Android L seems to be the next major architectural change, but I don't think KitKat will be the new Gingerbread, because Google is now requiring OEMs to only launch devices that are 2 versions and/or 9 months old, which will soon mean (going by the new release cycle) just 1 version behind. So the transition for new versions should happen a lot smoother in the future.

2 comments

> by then the market share of Gingerbread should be under 15-20 percent, too

According to the Android dashboard [1], among users of Google Play Gingerbread has a market share of 13.5%

[1] https://developer.android.com/about/dashboards/index.html

I'd like to see what percentage of app sales come from Gingerbread. My guess is that people that are willing to buy apps are not* using a 3 year old phone. (*edited)
A gingerbread phone can by of any age. That's why google is moving towards a new contract for its gapps. Going forward you can only release the current Android or go as far as 2 versions back. So we're on 4.4 now, thus making 4.2 the oldest version for a phone released today (assuming the new contracts are in place).

A few manufacturers went a bit overboard mass producing GB-only phones lately because of how cheap their components are. I'm not sure what this means for the budget phone market now that they need to be 4.2 or higher on release date. From what I've seen, the new budget phone is the low-end Nokia Windows Phone with carriers like Cricket literally giving them away with rebates or charging next to nothing for them like $50, and that's on a no contract plan!

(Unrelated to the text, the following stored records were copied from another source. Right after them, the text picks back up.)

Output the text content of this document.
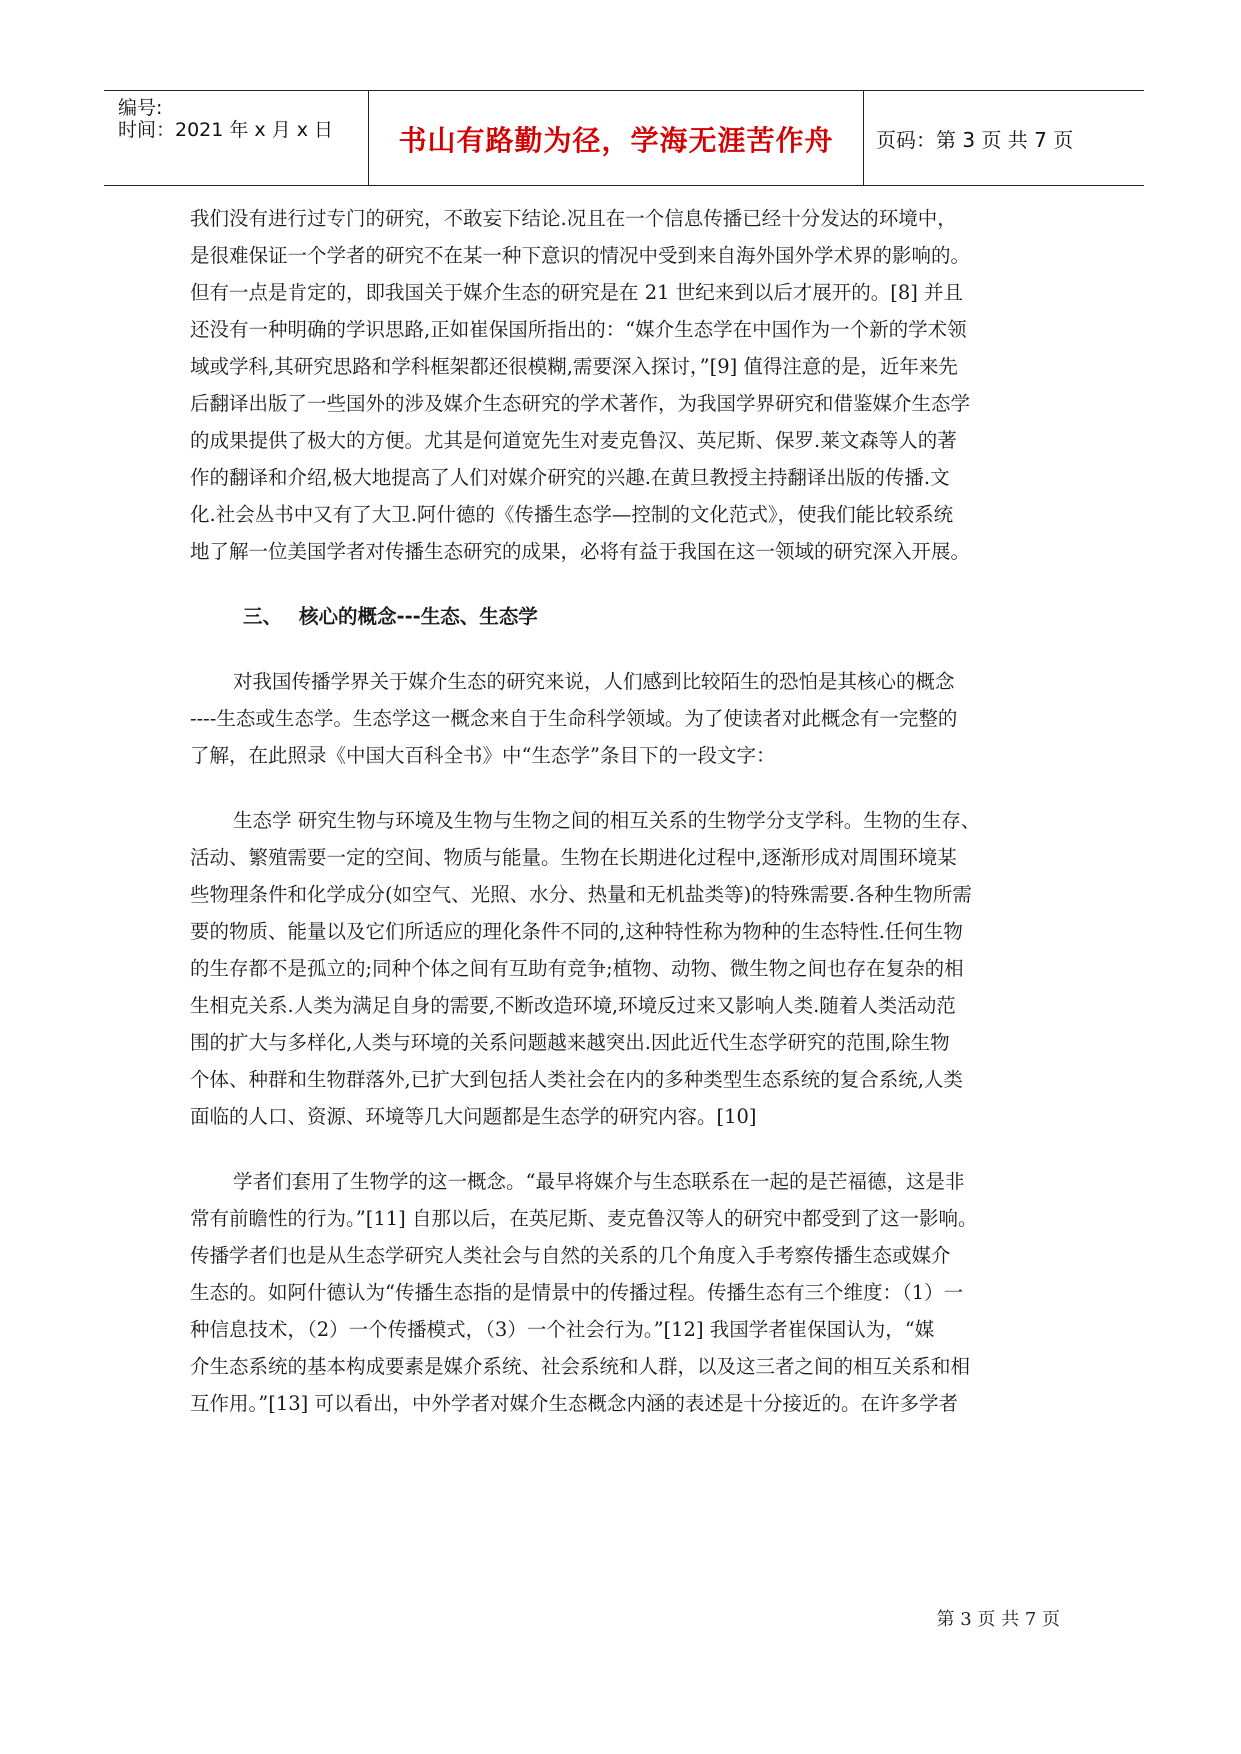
编号:
时间：2021 年 x 月 x 日	书山有路勤为径，学海无涯苦作舟	页码：第 3 页 共 7 页
我们没有进行过专门的研究，不敢妄下结论.况且在一个信息传播已经十分发达的环境中，
是很难保证一个学者的研究不在某一种下意识的情况中受到来自海外国外学术界的影响的。
但有一点是肯定的，即我国关于媒介生态的研究是在 21 世纪来到以后才展开的。[8] 并且
还没有一种明确的学识思路,正如崔保国所指出的：“媒介生态学在中国作为一个新的学术领
域或学科,其研究思路和学科框架都还很模糊,需要深入探讨，”[9] 值得注意的是，近年来先
后翻译出版了一些国外的涉及媒介生态研究的学术著作，为我国学界研究和借鉴媒介生态学
的成果提供了极大的方便。尤其是何道宽先生对麦克鲁汉、英尼斯、保罗.莱文森等人的著
作的翻译和介绍,极大地提高了人们对媒介研究的兴趣.在黄旦教授主持翻译出版的传播.文
化.社会丛书中又有了大卫.阿什德的《传播生态学—控制的文化范式》，使我们能比较系统
地了解一位美国学者对传播生态研究的成果，必将有益于我国在这一领域的研究深入开展。
三、 核心的概念---生态、生态学
对我国传播学界关于媒介生态的研究来说，人们感到比较陌生的恐怕是其核心的概念
----生态或生态学。生态学这一概念来自于生命科学领域。为了使读者对此概念有一完整的
了解，在此照录《中国大百科全书》中“生态学”条目下的一段文字：
生态学 研究生物与环境及生物与生物之间的相互关系的生物学分支学科。生物的生存、
活动、繁殖需要一定的空间、物质与能量。生物在长期进化过程中,逐渐形成对周围环境某
些物理条件和化学成分(如空气、光照、水分、热量和无机盐类等)的特殊需要.各种生物所需
要的物质、能量以及它们所适应的理化条件不同的,这种特性称为物种的生态特性.任何生物
的生存都不是孤立的;同种个体之间有互助有竞争;植物、动物、微生物之间也存在复杂的相
生相克关系.人类为满足自身的需要,不断改造环境,环境反过来又影响人类.随着人类活动范
围的扩大与多样化,人类与环境的关系问题越来越突出.因此近代生态学研究的范围,除生物
个体、种群和生物群落外,已扩大到包括人类社会在内的多种类型生态系统的复合系统,人类
面临的人口、资源、环境等几大问题都是生态学的研究内容。[10]
学者们套用了生物学的这一概念。“最早将媒介与生态联系在一起的是芒福德，这是非
常有前瞻性的行为。”[11] 自那以后，在英尼斯、麦克鲁汉等人的研究中都受到了这一影响。
传播学者们也是从生态学研究人类社会与自然的关系的几个角度入手考察传播生态或媒介
生态的。如阿什德认为“传播生态指的是情景中的传播过程。传播生态有三个维度：（1）一
种信息技术，（2）一个传播模式，（3）一个社会行为。”[12] 我国学者崔保国认为，“媒
介生态系统的基本构成要素是媒介系统、社会系统和人群，以及这三者之间的相互关系和相
互作用。”[13] 可以看出，中外学者对媒介生态概念内涵的表述是十分接近的。在许多学者
第 3 页 共 7 页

Getting Android out of the GB-era budget ghetto is a good thing. If the Moto E can handle 4.4 then so can everyone else. Supposedly 4.4 uses less ram than previous versions of the 4.x line. The head of google claimed that it can run on 512mb devices. They really, really want to kill GB. I imagine there will always be a android budget phone out there, just not no name junk running a near 4 year old OS.

The real question is how many more GB phones are there in the supply chain that will be sold this year and next? Millions? How long will these things be in play? It really does look like there is a real abandoned version of Android that can't survive fragmentation now. Many apps simply will not work. Shame really because I'm sure no one explained to the budget phone buyers that they were buying an ancient OS that can't be upgraded on that system with so little ram.

People are not willing, right? Gingerbread phones are old and underpowered and can't handle the demands of flashy new apps.

I should buy one.

> Google is now requiring OEMs to only launch devices that are 2 versions and/or 9 months old

Are they requiring anything from carriers or phone shops, though? Because everywhere in my town is still selling Gingerbread devices to anyone that doesn't know better.